注意可以使用宏定义简化代码的编写, 减小调试难度.
注意if(){}
的大括号总是要加.
Code
#include <iostream>
#include <string>
using namespace std;
#define F(i, a, b) for(int i=(a); i<=(b);i++)
#define Fd(i, a, b) for(int i=(a);i>=(b);i--)
char s[4][4];
char ori[4][4];
bool chk(){
int a = -1;
F(i, 0, 3)F(j, 0, 3) {
if(a == -1){
a=(s[i][j]=='w'?1:0);
}else{
if(a!=(s[i][j]=='w'?1:0)){
// printf("Fail");
return false;
}
}
}
// printf("Success");
return true;
}
#define isin(x, y) (x>=0 && x<4 && y>=0 && y<4)

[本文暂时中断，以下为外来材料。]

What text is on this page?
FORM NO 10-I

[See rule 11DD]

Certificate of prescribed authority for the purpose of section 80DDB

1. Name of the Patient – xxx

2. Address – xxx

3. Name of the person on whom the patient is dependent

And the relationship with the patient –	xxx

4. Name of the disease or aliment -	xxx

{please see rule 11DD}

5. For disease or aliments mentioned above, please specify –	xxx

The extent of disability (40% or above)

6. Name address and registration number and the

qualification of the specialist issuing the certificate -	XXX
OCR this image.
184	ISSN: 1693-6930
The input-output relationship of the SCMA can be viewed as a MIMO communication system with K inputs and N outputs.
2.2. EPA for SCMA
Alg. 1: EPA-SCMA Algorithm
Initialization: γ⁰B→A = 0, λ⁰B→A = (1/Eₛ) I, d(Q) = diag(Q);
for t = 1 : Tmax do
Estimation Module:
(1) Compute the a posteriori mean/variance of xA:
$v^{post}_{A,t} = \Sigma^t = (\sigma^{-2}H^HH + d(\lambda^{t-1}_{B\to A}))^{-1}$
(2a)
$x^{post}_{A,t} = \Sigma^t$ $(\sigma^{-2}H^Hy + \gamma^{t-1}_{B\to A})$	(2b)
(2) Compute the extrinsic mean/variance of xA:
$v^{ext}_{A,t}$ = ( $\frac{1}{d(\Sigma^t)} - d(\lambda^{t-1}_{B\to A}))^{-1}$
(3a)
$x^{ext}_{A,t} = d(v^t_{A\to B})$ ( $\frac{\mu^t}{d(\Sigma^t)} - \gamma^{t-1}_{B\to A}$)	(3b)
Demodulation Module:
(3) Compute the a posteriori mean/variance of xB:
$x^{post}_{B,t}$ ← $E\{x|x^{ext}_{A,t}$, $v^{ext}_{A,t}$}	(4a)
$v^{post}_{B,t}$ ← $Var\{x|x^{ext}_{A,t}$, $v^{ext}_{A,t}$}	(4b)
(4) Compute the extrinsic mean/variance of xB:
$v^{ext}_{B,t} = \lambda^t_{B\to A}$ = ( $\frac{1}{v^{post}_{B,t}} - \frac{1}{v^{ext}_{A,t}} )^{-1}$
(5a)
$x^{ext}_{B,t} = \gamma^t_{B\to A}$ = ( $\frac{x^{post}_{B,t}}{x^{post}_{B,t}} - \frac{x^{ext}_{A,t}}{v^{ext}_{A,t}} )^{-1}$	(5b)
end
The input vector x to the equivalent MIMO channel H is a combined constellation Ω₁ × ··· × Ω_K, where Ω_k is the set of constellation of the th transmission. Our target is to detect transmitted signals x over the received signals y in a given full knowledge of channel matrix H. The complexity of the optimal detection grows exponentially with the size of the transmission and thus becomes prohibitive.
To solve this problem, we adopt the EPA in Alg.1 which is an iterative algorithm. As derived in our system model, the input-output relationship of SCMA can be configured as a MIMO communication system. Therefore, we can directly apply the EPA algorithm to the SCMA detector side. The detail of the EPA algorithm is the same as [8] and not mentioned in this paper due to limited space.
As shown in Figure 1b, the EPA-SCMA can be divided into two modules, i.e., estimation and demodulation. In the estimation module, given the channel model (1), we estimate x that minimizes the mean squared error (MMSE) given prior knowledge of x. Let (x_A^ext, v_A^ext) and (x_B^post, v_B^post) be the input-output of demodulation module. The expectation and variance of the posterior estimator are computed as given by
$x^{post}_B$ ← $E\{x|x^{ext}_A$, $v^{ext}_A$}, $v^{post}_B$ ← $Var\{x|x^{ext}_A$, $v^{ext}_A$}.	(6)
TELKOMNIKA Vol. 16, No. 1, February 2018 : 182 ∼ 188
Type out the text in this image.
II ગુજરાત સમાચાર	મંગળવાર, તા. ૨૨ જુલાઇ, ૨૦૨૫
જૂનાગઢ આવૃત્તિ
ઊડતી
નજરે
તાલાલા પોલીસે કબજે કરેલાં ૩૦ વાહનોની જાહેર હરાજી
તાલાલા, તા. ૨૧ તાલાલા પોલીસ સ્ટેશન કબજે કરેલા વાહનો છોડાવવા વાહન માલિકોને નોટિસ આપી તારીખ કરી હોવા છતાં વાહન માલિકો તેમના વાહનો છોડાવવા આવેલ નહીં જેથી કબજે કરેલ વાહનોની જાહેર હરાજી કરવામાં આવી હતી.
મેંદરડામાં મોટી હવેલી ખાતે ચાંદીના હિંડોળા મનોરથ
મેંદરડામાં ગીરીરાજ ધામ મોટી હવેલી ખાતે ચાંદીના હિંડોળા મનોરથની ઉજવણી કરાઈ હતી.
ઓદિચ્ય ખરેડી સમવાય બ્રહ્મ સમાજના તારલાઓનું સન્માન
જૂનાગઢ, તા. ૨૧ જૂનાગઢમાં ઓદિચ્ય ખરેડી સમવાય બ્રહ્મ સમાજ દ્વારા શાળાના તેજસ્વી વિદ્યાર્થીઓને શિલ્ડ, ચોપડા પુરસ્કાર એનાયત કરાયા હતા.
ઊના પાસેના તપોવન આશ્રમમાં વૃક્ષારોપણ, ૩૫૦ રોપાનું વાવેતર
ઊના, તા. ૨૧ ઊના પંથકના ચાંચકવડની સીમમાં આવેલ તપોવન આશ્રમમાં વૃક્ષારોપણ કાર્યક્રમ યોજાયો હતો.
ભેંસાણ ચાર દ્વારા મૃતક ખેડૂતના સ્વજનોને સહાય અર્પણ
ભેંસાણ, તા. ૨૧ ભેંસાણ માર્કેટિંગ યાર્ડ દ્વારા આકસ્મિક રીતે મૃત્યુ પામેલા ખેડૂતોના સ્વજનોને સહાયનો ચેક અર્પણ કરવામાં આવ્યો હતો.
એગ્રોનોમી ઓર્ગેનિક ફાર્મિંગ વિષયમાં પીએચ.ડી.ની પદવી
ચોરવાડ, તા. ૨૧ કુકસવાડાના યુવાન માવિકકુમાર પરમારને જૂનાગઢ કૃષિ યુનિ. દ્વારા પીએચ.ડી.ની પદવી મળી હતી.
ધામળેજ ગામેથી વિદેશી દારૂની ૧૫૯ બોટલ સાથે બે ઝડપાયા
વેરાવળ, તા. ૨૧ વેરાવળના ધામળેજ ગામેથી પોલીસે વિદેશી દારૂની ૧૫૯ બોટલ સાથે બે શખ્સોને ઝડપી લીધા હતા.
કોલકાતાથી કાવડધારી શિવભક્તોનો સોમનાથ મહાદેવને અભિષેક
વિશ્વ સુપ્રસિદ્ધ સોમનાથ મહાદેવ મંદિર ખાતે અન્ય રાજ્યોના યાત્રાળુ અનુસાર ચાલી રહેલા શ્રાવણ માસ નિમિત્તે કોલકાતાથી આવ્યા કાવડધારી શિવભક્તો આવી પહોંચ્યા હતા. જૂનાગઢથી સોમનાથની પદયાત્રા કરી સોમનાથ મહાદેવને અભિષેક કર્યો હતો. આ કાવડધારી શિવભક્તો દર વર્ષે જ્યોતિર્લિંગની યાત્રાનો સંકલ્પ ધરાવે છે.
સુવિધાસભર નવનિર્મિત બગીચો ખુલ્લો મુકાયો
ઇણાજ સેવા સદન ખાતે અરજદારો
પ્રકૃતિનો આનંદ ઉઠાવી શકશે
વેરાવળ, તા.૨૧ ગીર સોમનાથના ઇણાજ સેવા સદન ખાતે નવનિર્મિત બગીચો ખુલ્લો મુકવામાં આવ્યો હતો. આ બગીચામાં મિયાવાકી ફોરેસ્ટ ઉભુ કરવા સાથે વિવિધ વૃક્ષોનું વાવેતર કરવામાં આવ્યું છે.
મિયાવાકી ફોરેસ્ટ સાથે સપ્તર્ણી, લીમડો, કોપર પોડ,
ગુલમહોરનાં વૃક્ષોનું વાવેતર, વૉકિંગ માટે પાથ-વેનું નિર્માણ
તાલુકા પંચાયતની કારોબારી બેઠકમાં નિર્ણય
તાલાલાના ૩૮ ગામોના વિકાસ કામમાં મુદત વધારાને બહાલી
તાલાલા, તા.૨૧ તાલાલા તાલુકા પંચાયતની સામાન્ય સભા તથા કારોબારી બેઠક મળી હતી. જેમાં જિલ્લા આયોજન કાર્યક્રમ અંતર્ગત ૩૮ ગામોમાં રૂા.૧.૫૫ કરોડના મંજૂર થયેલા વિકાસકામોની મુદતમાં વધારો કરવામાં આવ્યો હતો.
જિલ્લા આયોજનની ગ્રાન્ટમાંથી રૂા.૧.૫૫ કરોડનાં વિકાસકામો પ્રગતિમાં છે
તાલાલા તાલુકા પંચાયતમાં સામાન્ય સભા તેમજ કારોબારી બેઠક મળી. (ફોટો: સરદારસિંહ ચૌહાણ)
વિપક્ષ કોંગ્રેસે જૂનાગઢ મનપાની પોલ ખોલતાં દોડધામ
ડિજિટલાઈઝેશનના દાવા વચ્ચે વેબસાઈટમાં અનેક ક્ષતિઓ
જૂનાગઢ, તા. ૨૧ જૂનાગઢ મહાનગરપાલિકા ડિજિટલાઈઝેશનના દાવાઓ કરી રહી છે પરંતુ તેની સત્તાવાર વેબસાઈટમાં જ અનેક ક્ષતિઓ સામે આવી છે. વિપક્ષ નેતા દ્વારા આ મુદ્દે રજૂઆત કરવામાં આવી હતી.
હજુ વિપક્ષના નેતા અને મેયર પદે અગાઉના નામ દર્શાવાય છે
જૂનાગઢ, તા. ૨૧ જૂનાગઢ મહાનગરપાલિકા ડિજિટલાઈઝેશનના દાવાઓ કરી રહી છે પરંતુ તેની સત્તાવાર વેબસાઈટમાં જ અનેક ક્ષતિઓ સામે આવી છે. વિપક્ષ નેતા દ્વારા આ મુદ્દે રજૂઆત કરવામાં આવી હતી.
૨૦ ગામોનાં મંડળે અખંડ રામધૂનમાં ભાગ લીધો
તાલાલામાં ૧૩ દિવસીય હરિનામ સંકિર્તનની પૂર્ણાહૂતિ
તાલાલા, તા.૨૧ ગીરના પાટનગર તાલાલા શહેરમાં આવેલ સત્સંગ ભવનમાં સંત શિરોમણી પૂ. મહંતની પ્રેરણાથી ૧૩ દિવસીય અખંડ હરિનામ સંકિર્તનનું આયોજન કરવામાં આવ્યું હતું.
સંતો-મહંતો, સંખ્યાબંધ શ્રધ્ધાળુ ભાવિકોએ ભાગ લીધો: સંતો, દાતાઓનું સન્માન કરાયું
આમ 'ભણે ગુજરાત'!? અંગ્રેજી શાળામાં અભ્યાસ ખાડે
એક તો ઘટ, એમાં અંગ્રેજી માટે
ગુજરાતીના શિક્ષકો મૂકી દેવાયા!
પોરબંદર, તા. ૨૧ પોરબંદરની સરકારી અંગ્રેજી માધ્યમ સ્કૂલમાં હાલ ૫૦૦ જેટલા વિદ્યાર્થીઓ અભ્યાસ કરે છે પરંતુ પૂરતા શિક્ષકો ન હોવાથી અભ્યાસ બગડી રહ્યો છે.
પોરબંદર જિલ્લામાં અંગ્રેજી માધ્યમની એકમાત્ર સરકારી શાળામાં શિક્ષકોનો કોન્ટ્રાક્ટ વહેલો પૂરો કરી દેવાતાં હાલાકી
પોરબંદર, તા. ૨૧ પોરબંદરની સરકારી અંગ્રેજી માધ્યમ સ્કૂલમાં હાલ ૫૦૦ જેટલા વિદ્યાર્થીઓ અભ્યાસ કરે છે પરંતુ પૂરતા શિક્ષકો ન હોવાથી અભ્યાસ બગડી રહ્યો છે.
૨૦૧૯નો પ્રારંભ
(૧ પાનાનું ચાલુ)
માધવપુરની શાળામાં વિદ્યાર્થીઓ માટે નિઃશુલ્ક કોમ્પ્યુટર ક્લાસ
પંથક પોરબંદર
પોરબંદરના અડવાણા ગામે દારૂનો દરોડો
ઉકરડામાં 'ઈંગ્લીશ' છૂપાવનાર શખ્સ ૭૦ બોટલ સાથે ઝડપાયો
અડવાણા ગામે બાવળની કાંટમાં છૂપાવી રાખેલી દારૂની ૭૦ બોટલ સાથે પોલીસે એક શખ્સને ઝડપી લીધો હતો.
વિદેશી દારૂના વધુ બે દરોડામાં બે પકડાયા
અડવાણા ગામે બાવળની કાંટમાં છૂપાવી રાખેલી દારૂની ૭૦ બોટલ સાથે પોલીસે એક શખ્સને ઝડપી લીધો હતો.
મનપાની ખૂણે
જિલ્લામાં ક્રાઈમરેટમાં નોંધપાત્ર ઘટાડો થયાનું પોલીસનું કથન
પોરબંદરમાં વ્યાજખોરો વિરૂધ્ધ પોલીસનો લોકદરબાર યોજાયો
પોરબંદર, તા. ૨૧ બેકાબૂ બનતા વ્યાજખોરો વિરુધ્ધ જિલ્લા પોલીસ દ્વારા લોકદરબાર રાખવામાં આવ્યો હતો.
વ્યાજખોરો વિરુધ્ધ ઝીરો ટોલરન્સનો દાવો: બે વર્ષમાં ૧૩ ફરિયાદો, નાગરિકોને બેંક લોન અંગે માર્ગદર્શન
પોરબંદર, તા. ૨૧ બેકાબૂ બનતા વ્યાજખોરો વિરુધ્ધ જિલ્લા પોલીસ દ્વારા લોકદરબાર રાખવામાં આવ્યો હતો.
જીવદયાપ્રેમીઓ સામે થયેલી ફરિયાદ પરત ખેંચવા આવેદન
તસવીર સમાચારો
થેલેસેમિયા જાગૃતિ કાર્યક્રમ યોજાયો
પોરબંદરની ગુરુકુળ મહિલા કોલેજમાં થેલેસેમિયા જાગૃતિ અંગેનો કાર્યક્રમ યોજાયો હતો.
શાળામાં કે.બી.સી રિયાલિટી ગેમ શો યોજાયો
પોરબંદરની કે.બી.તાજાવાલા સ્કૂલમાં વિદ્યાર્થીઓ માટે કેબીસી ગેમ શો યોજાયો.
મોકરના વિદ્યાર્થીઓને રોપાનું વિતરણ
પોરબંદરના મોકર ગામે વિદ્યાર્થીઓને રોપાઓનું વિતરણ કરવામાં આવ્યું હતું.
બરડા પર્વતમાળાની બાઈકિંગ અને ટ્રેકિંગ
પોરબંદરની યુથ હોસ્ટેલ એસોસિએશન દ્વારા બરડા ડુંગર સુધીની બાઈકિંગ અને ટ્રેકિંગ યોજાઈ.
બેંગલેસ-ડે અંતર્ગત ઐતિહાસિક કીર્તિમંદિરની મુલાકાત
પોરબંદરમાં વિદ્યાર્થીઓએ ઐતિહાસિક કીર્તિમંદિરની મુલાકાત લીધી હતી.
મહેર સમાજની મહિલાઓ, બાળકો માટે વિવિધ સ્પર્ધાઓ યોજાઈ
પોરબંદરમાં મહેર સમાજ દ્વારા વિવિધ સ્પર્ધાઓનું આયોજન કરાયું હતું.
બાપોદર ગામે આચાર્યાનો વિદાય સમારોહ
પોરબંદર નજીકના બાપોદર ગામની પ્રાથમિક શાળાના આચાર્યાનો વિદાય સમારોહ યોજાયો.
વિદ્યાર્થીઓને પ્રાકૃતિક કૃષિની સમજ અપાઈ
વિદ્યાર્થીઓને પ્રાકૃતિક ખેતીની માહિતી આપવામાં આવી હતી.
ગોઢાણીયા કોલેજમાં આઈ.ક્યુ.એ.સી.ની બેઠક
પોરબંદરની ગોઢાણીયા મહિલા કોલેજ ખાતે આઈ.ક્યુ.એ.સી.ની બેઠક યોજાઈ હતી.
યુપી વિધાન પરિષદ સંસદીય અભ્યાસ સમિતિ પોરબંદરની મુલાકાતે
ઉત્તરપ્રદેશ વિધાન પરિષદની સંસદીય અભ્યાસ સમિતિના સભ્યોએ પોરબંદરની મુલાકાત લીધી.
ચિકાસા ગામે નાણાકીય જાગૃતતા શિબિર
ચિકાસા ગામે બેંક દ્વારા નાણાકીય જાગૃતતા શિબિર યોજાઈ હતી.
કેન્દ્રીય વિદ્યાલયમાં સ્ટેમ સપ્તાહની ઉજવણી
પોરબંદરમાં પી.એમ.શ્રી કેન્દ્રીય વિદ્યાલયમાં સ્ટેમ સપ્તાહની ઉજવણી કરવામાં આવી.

#define change(x, y) if(s[x][y]=='b') {s[x][y]='w';} else{ s[x][y]='b'; }
#define judge(x, y) if(isin(x, y)){ change(x, y);}
void press(int x, int y){
judge(x, y);
judge(x-1, y);
judge(x+1, y);
judge(x, y-1);
judge(x, y+1);
}
void restore(){
F(i, 0, 3) F(j, 0, 3) s[i][j] = ori[i][j];
}
int mintms= 114514191;
int ntimes = 0;
signed main(){
F(i, 0, 3) scanf("%s", ori[i]);
restore();
#define white(x, y) (s[x][y]=='w')
#define black(x, y) (s[x][y]=='b')
#define updt(x) mintms=min(mintms, x)
F(l, 0, ((1<<4)-1)){
// printf("l=%d\n", l);
int tmp = l, i=0;
while(i<4){
if(tmp&1) {ntimes ++;press(0, i);}
tmp>>=1, i++;
}
F(i, 1, 3){
F(j, 0, 3){
if(black(i-1, j)) {press(i, j); ntimes++;}
}
}
if(chk()) updt(ntimes);
ntimes=0;
// F(i, 0, 3) {F(j, 0, 3) printf("%c", s[i][j]); printf("\n");}
restore();
}
F(l, 0, ((1<<4)-1)){
// printf("l=%d\n", l);
int tmp = l, i=0;
while(i<4){
if((tmp&1)) {ntimes++;press(0, i);}
// cout<<"+";
tmp>>=1, i++;
}
F(i, 1, 3){
F(j, 0, 3){
if(white(i-1, j)) {press(i, j); ntimes++;}
}
}
if(chk()) updt(ntimes);
ntimes=0;
// F(i, 0, 3) {F(j, 0, 3) printf("%c", s[i][j]); printf("\n");}
restore();
}
if(mintms == 114514191) cout<<"Impossible"<<endl;
else cout<<mintms<<endl;
}